As always with this author's books the descriptions of the village of Honeymoon were just beautiful and it was easy to visualise in your mind. It’s quiet and unassuming and a certain character really doesn’t want that to change as Emma and Tia soon find out. I have to say though I loved the inclusion of Darcie and Tariq, who had featured in Christmas at the Little Village Bakery, and are now running their own café and the mentions of Millie too just brought back memories of two books I really enjoyed reading. The station that Tia proposes to turn into a hotel needs an awful lot of work and it seems like an insurmountable obstacle to climb but the girls both have hope and optimism on their side. The descriptions of the bygone days of the station and the current state it finds itself in now were so vivid and as a reader you realise what a special place it is and you just hope that things will turn out OK and that the path Tia and Emma tread will be an easy one. But that’s not to be the case as there are numerous problems and setbacks and the story does develop over a period of several months which I thought did slow the overall pace and development of the book down a bit. I also continually felt like I had read a book previously with more or less the exact same plot. I just couldn’t shake the feeling and I think it detracted from my enjoyment and my investment in the book as a whole.

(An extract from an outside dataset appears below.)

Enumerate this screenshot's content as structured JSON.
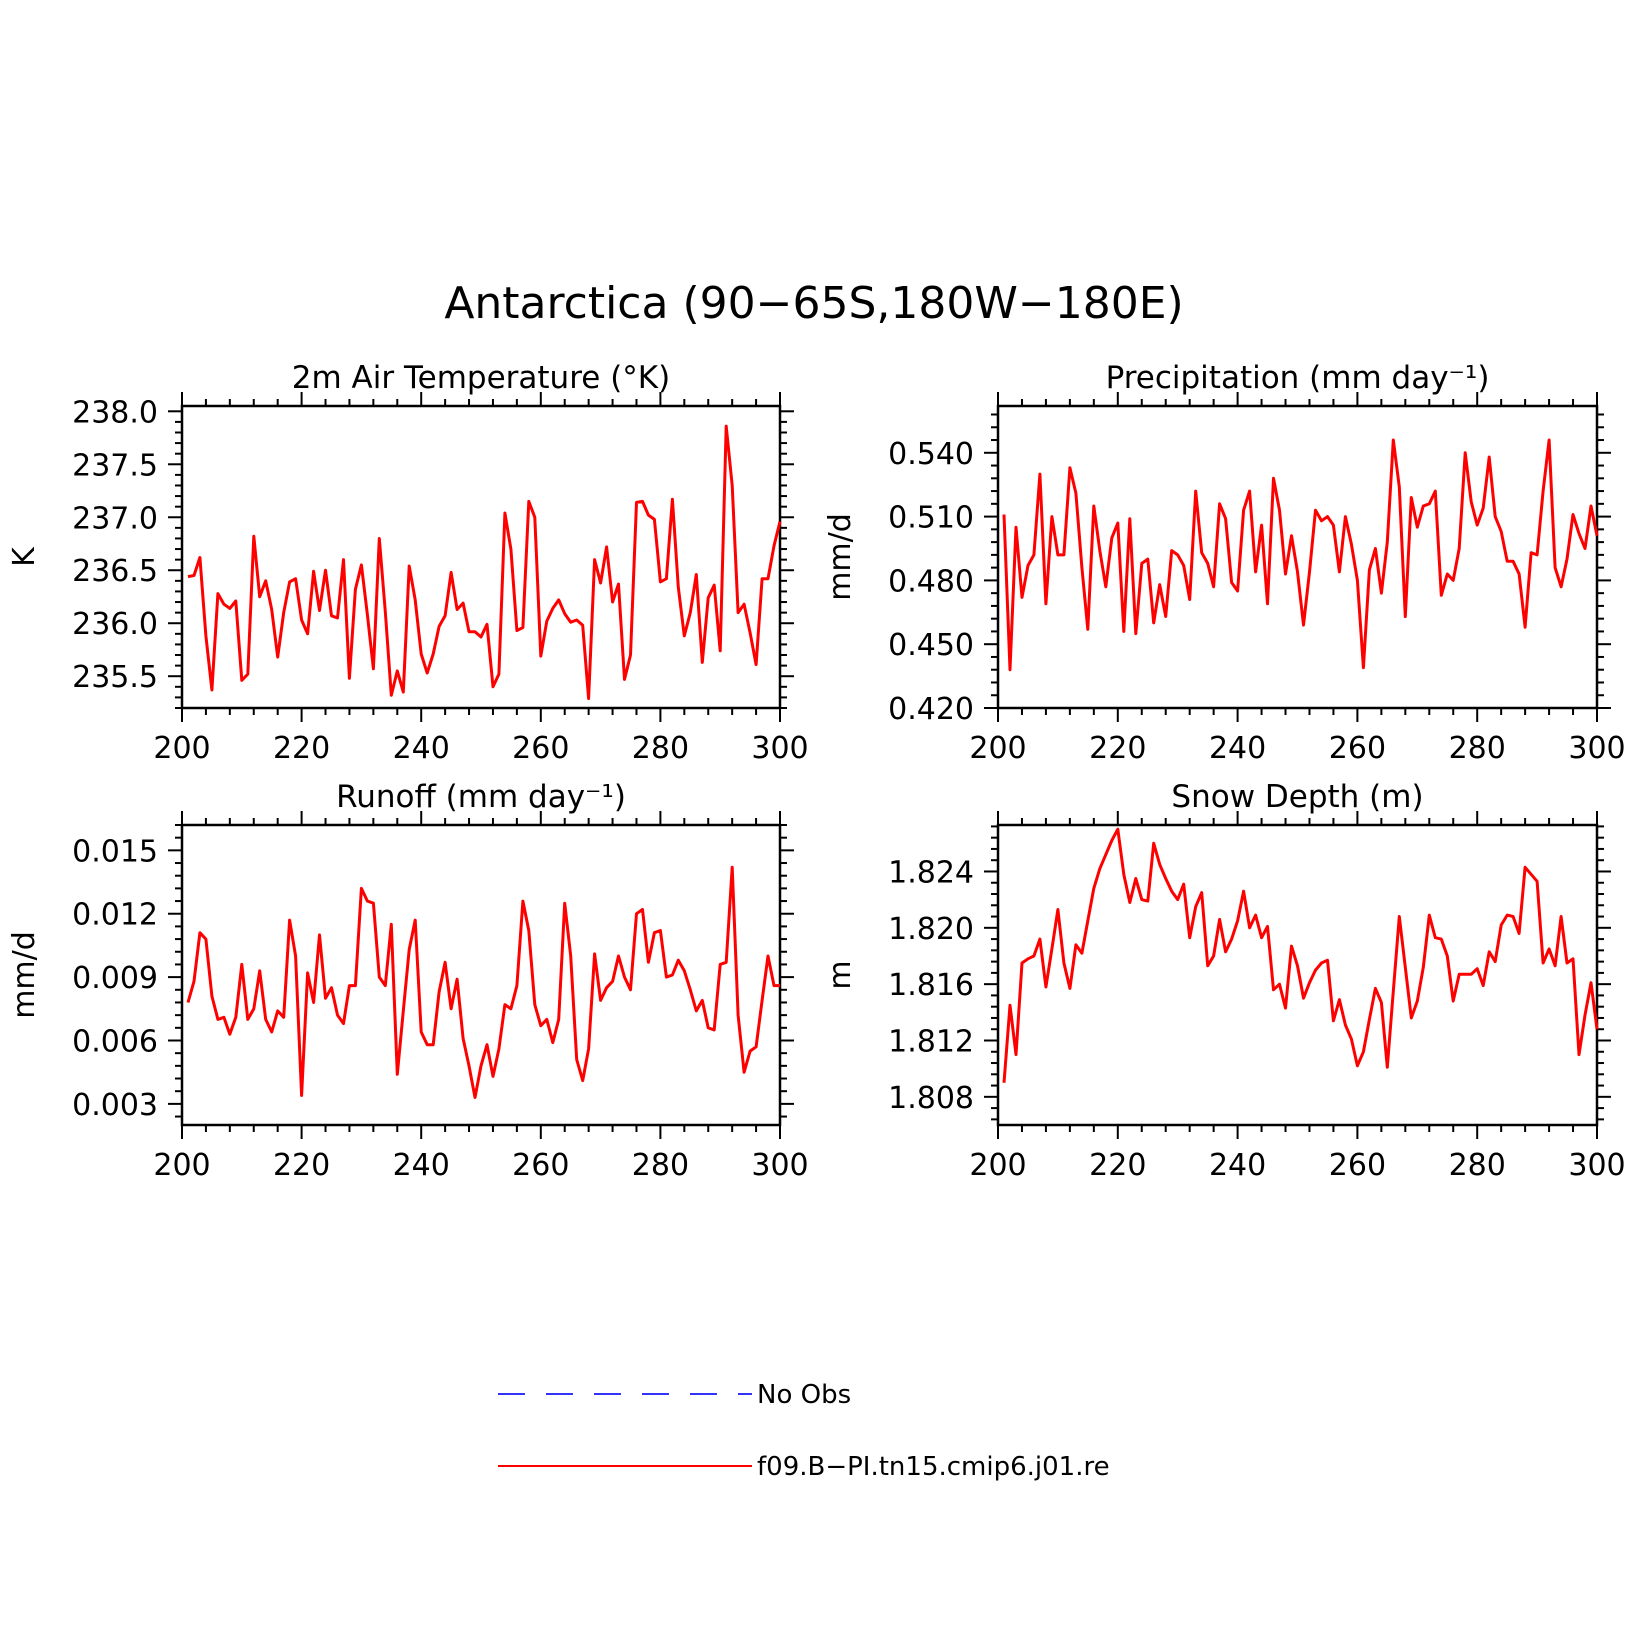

Brothers Blake and Aidan Ronson are the builders who step in to tackle the work on the station when a previous company lets the girls down. It was obvious some sort of romance was going to develop. Tia’s is more quick and on fire than Emma’s but who could blame her given her recent hurt that led her to Honeymoon in the first place. I found once work started on the station and in turn went on for so long the middle part of the book dragged somewhat. It was like nothing much happened except daily visits to the site where Emma did some work and yes Aidan does show her around Honeymoon and its surroundings and tells her some stories but it just felt a little lacklustre for me.

Life for Emma in Honeymoon felt too big and complicated as the path to restoring the station becomes troubled not to mention the feelings she develops for Aidan are called in to question when she believes something that may or not be true. She just wanted to down tools and quit and return home. I thought this was just going to be too much of a cop out for her considering she wanted a change in her life. I know loneliness can really wear people down but I thought she was being too rash and giving up at the first hurdle. She needed to feel safe and wanted but was this new chapter in her life just bringing her unhappiness and heartache when really what she craves is security, satisfaction, happiness and the ultimate goal of making the station a success as a hotel which would really boost her life and the village of Honeymoon as a whole. To be honest she needed a good talking to and I wanted to shake her and say stick with it. It could turn out OK.  

The Hotel at Honeymoon Station was a good read. It just didn’t fully engross me as the last few books by Tilly Tennant have done. It’s a quick read despite dragging in the middle. I felt it was over before it had properly found its proper, solid rhythm and it only picked up again towards the end. But for an afternoon relaxing in the garden when you want something not too taxing this would be the book for you.